Mas este médico e militar de profissão ficaria sobretudo conhecido como jornalista, publicista e escritor. Algumas das suas obras literárias tiveram assinalável êxito, onde se destacam as narrativas e as reflexões políticas. Brito Camacho é porém hoje um escritor esquecido, impiedosamente cilindrado pelo tempo, sendo importante redescobrir a sua notável obra.
O seu livro «Gente Rústica» reúne um conjunto de memórias e de contos, cujo epicentro é o Alentejo, sua amada província de nascimento. O enquadramento é a planura pejada de searas e de sobreiros, onde se dá conta das formas de vida de antigamente, do tempo da infância e juventude do autor. É uma eloquente sucessão de textos que narram a vida do campo, falando nos defeitos e virtudes das pessoas que ali enfrentavam as rudezas de uma existência difícil. A cada página surge a descrição dos variados trabalhos campestres, as formas de divertimento do povo, as tradições, as festas e as romarias.
O livro é também autobiográfico, dando testemunho das experiências de vida do autor, que recorda com enlevo pessoas, imagens e acontecimentos que marcaram a sua juventude. No capítulo com a epígrafe «O Romana», aborda a vida de um criado do seu pai, que adorava andar no trato dos animais, desprezando tudo o mais que lhe surgisse pela frente. Descreve também a festa de S. Romão, em Rio de Moinhos, terra natal do autor, realizada anualmente no campo. Para além do serviço religioso, a romaria incluía arraial, feira de estalo, merenda e uma noite passada ao relento.

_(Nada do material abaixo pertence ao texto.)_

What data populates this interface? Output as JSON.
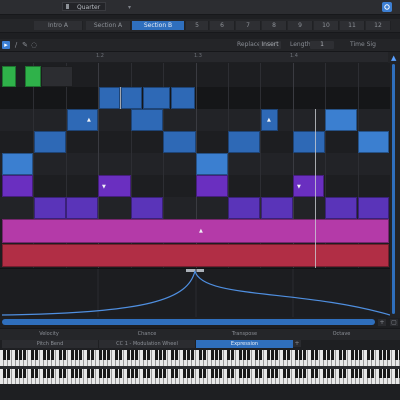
{
  "topbar": {
    "quantize_label": "Quarter",
    "dropdown_arrow": "▾",
    "right_button_icon": "gear-icon",
    "accent": "#3d7fd3"
  },
  "sections": [
    {
      "label": "Intro A",
      "active": false
    },
    {
      "label": "Section A",
      "active": false
    },
    {
      "label": "Section B",
      "active": true
    },
    {
      "label": "5",
      "active": false
    },
    {
      "label": "6",
      "active": false
    },
    {
      "label": "7",
      "active": false
    },
    {
      "label": "8",
      "active": false
    },
    {
      "label": "9",
      "active": false
    },
    {
      "label": "10",
      "active": false
    },
    {
      "label": "11",
      "active": false
    },
    {
      "label": "12",
      "active": false
    }
  ],
  "toolbar": {
    "tools": [
      "select-tool-icon",
      "draw-tool-icon",
      "pencil-tool-icon",
      "erase-tool-icon"
    ],
    "replace_label": "Replace",
    "insert_value": "Insert",
    "length_label": "Length",
    "length_value": "1",
    "time_sig_label": "Time Sig"
  },
  "ruler": [
    "1.2",
    "1.3",
    "1.4"
  ],
  "automation_lanes": [
    "Velocity",
    "Chance",
    "Transpose",
    "Octave"
  ],
  "cc_lanes": [
    "Pitch Bend",
    "CC 1 - Modulation Wheel",
    "Expression"
  ],
  "colors": {
    "blue": "#2e69b6",
    "violet": "#6a2fc0",
    "magenta": "#b43aa8",
    "red": "#b12e45",
    "green": "#2fb24a"
  }
}
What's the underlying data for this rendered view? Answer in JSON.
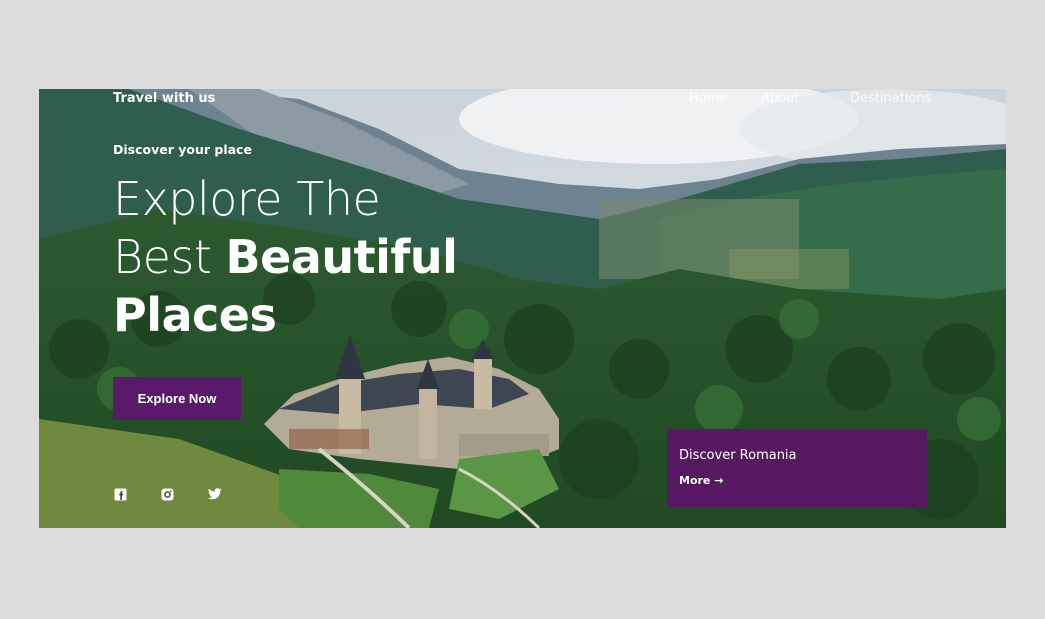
{
  "nav": {
    "brand": "Travel with us",
    "links": [
      "Home",
      "About",
      "Destinations"
    ]
  },
  "hero": {
    "subtitle": "Discover your place",
    "headline_line1": "Explore The",
    "headline_line2_light": "Best ",
    "headline_line2_bold": "Beautiful",
    "headline_line3_bold": "Places",
    "cta_label": "Explore Now"
  },
  "social": [
    "facebook-icon",
    "instagram-icon",
    "twitter-icon"
  ],
  "card": {
    "title": "Discover Romania",
    "more_label": "More",
    "more_arrow": "→"
  },
  "colors": {
    "accent": "#5a1a6a",
    "card_bg": "#551861",
    "page_bg": "#dcdcdc"
  }
}
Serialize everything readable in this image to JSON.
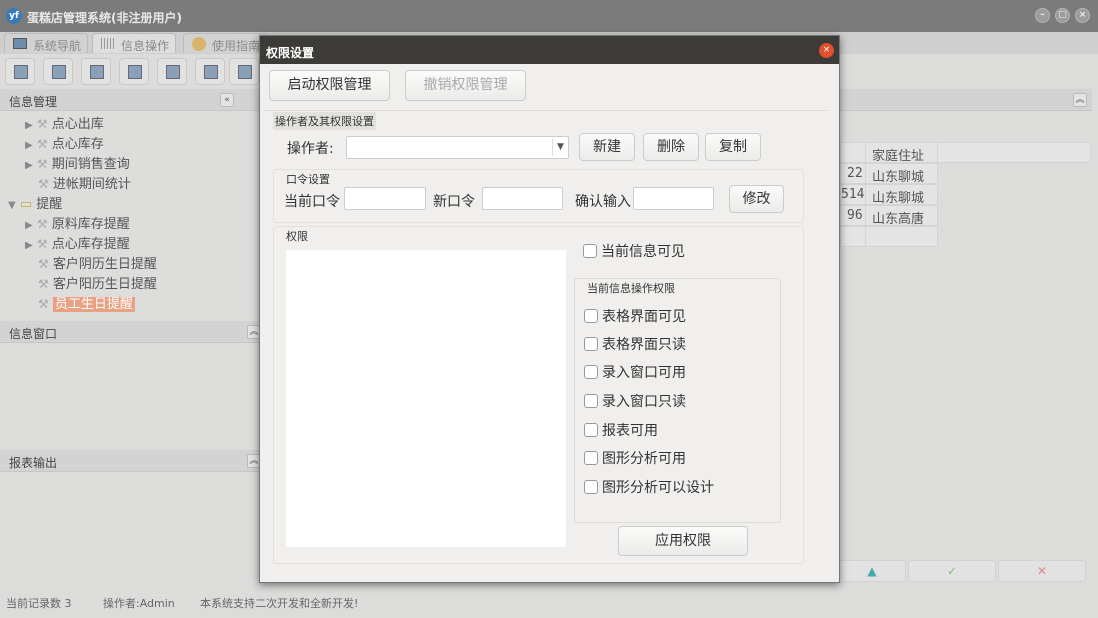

Assim descreve Brito Camacho o bródio campestre que a festa proporcionava:
«Estendem-se as toalhas no chão, muito brancas, e cada qual serve-se como pode, um garfo para três e um copo para todos. Na improvisada mesa dos lavradores há geralmente borrego, galinha ou peru e a todos se oferece de comer, umas vezes por mera delicadeza – é servido? –, outras vezes com a insistência de quem deseja que o oferecimento seja aceite.
– Chegue-se para cá, senhor Fulano, e coma alguma coisa. O que há está à vista. É pouco mas é oferecido de boa vontade. Isto em festas…
Poucos comem, mas quase todos bebem, e é de rigor a saúde:
– Pois lá vai pela saúde do sr. Fulano e da mais família.
Melancias vermelhas destacam-se nas toalhas brancas partidas com mestria, por forma que o coração, formando castelo, se ergue no meio das talhadas como uma fortaleza de ameias.
À melancia é que ninguém resiste.
– Isto não enche a barriga. Olhe que é muito boa. Derrete-se na boca como um torrão de açúcar.»
Brito Camacho, escritor hoje arredado dos escaparates e esquecido na história literária, bem merece ser revisitado. Homem de escrita simples e escorreita, pouco afeito a estilos elaborados, descreve genuinamente a vida antiga, reflecte sobre as tradições populares, põe a nu os encantos das paisagens campestres e opina abertamente sobre questões de política e religião.